The Devil All The Time, voyage au bout de l’enfer américain
Adapté du roman du même nom de Donald Ray Pollock, le nouveau film d’Antonio Campos (Simon Killer), The Devil All The Time, est sorti sur Netflix depuis le 16 septembre. L’annonce d’un casting cinq étoiles et une bande-annonce assez prometteuse avaient gonflé les attentes. Mais qu’en est-il réellement ?
Émergeant du Southern Gothic, cheminant dans une Amérique profonde pervertie par la violence et la religion, le roman de Pollock relevait de la densité inadaptable. Une folie, une richesse et des ambitions trop grandes pour rendre possible une mise à l’écran fidèle en seulement deux heures de temps.
Assez peu original
Et il faut conclure que ces craintes se vérifient bien, en partie du moins. Car The Devil All The Time n’est malheureusement rien de plus qu’une belle redite de toutes ces références. Il n’invente ou ne réinvente rien, n’allant jamais plus loin que ce qui avait déjà été fait. Le film nous balance beaucoup de situations techniquement irréprochables, mais finalement très convenues. Il ne surprend presque jamais et, en ce sens, peine à partager ses émotions. Alors que le récit traverse presque 20 années, parcourant les générations, il ne convainc pas totalement et manque cruellement d’ampleur jusqu’à en devenir oubliable.

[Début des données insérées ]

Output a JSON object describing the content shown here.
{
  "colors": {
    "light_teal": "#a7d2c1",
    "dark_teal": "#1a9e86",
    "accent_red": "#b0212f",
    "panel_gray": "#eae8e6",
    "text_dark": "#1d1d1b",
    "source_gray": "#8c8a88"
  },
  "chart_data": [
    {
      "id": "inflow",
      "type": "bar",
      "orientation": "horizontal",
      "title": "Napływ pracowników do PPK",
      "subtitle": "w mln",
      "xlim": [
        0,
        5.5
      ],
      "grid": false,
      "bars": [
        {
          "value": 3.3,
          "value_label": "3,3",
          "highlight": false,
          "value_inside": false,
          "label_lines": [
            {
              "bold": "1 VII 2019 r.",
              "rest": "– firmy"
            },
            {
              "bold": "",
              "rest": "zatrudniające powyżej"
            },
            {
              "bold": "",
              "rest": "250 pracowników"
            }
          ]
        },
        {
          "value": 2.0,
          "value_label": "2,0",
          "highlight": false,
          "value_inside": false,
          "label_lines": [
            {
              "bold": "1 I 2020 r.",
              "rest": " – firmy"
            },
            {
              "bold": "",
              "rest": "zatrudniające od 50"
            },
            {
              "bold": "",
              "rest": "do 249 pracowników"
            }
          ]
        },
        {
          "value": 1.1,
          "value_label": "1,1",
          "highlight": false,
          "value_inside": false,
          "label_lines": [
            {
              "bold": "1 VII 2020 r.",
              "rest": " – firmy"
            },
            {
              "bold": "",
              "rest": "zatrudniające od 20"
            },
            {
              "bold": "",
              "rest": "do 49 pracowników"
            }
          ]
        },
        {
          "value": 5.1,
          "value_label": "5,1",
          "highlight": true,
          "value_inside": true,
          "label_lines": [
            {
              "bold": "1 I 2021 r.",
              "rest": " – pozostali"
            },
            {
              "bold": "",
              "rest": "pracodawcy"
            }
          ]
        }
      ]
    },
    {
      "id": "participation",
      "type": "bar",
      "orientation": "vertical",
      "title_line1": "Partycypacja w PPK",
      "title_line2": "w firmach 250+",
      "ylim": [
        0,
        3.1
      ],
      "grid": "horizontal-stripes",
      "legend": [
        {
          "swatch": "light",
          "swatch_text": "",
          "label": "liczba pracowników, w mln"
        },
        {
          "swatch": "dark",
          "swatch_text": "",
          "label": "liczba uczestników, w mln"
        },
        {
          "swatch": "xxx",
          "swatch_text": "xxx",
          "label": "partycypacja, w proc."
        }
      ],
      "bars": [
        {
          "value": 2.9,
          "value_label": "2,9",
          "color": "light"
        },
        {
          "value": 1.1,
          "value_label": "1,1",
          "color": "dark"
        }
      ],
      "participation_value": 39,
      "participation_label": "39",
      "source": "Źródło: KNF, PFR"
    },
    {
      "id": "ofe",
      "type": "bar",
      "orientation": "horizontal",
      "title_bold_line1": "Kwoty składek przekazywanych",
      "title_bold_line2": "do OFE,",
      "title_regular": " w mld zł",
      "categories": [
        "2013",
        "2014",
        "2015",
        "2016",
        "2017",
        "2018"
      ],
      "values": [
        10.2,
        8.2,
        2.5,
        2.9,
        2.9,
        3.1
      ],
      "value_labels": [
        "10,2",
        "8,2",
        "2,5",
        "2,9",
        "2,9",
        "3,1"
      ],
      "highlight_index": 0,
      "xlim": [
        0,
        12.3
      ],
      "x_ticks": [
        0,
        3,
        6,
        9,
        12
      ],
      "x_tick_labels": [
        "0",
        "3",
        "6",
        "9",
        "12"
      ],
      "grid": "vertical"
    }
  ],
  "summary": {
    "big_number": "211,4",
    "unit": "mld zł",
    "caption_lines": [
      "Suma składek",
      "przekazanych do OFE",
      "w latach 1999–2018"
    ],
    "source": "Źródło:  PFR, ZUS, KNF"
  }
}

De plus, tout le propos autour de l’inéluctabilité de nos actes arrive bien trop tard pour prendre forme.
Indéniablement soigné
Pour autant, il n’en reste pas moins un bon film. Car s’il y a une qualité qu’on ne peut pas lui enlever, c’est bien la minutie de sa construction. La réalisation de Campos immerge impeccablement dans cette atmosphère poisseuse, à la végétation aussi belle que trompeuse. L’auteur prend un malin plaisir à disséminer une foule de détails symboliques qui élèvent toute la dimension du récit. Celui-ci ne tombe d’ailleurs jamais dans les écueils habituels des flashbacks, tout est très fluide et la voix-off bien utilisée.
Toujours calculés avec une précision effilée, ses cadres illustrent à merveille les doutes de ses personnages, perdus entre traumatismes et bigoteries, rongés par la violence ou la folie. Mais tout ça reste très sobre, à l’image du traitement de la violence. Les possibilités pour en faire une ode au gore ne manquaient pas, mais le réalisateur choisit de laisser de côté toute surenchère bien crasse qui aurait nui aux personnages.
Le casting sauve la mise
Des silhouettes plus que crédibles qui manquent tout de même d’un peu de place pour exister. Car à part Arvin Russell, personnage interprété par Tom Holland (Spiderman Homecoming), le scénario peine à les développer, si bien qu’ils en sont réduits à une histoire survolée qui manque de temps pour devenir réellement tangible.
De ce côté, heureusement que le casting est là pour réussir à incarner toute la profondeur invisible à la surface. Bardé de seconds couteaux ultra talentueux et reconnaissables, de Bill Skarsgard (le Pennywise de Ça) à Jason Clarke (HHhH) en passant par Mia Wasikowska (Stoker) et Riley Keough (Mad Max : Fury Road), tous se permettent d’exploser dans l’incarnation de ces ordures violentes et torturées.
Autre réjouissance du casting, et pas des moindres, Tom Holland parvient enfin à montrer tout son talent. S’il incarne un Spiderman plutôt touchant, ce personnage principal lui donne enfin toute la sobriété et la crédibilité dont l’acteur avait besoin pour s’affirmer. Une prestation d’autant plus remarquable qu’elle ne pâlit pas face à un Robert Pattinson qui continue de prouver qu’il est un des meilleurs acteurs du moment.
En reste un très bel hommage au genre, brillamment construit et très soigné, mais qui peine à introduire une véritable ampleur dans un récit assez convenu.